In their statement on Thursday, the bishops condemned the clashes at the military barracks but also said they wanted to “condemn and correct the media statements and reports that refer to the violence as a conflict between the Dinka and Nuer tribes.”
However, Comboni missionary, Bro Antonio Ferreira, who has lived in Juba for the past four years, told Vatican Radio that church leaders are also doing all they can to preach reconciliation between members of the two main tribal groups.
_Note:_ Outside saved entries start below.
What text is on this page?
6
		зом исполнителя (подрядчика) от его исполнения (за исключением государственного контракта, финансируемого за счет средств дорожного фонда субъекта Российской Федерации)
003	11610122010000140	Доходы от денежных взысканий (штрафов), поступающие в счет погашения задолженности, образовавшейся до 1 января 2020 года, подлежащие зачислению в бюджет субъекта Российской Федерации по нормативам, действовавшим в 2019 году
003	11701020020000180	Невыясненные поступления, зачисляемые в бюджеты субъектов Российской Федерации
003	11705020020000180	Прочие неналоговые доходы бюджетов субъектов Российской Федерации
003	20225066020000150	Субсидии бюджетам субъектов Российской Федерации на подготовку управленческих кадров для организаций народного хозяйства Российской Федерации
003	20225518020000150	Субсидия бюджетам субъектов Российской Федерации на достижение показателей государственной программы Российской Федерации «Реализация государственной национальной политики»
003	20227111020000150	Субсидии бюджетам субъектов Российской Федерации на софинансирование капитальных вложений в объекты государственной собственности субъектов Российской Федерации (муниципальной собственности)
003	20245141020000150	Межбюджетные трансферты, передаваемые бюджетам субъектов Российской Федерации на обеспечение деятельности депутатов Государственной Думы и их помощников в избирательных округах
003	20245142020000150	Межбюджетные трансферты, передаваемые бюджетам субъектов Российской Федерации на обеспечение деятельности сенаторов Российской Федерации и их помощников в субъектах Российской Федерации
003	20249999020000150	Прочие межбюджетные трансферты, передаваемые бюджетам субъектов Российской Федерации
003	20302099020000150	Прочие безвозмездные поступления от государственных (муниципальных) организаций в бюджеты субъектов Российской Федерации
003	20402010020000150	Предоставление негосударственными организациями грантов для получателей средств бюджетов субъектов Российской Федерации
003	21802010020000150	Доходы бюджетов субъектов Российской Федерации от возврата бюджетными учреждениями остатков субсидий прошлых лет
He said “unfortunately this was always a cause of division.”
Elsewhere in his interview, Bro Ferreira said the population of South Sudan has lived through the trauma of decades of war and so the instinctive reaction … when the fighting first broke out … was to try to flee the capital Juba so as “not to be caught in the middle” of this conflict.
He said the inhabitants of Juba are taking “buses, lorries” or whatever form of transport is available, to leave the city and return to their ancestral villages.
Asked whether there are shortages of food and other essentials, Bro Ferreira said supplies have been normal up until now but he predicts shortages will occur in the coming days as more and more markets and shops close down because their owners are fleeing the city.
According to a local church leader who spoke to Fides, South Sudan is “going in a really dangerous direction, towards a kind of ethnic conflict” although the spokesperson said the ethnic issue is “exploited for the purpose of power.”
Meanwhile, the authorities in Juba have announced that the city of Bor, the capital of Jonglei State, is falling into the hands of an army unit that has defected in favour of former Vice President, Riek Machar Teny.
“The result of the ethnic conflict was seen already during clashes between the 15th and 16th of December in the capital Juba when several people were killed on the basis of ethnicity,” he told Fides.
“The risk is that the conflict extends to other areas of South Sudan and that is why the main Christian denominations in the country, the Catholic, the Anglican and Presbyterian Churches, have appealed for calm and reconciliation, inviting all to avoid exacerbating the conflict.”
South Sudan became an independent state on 9 July 2011, following a referendum that passed with 98.83% of the vote.
There is ongoing conflict between the government and at least seven armed groups in nine of its ten states. Tens of thousands remain displaced by these internal struggles.
Opposition to the government accuses it of plotting to stay in power indefinitely, of not fairly representing and supporting all tribal groups and neglecting development in rural areas.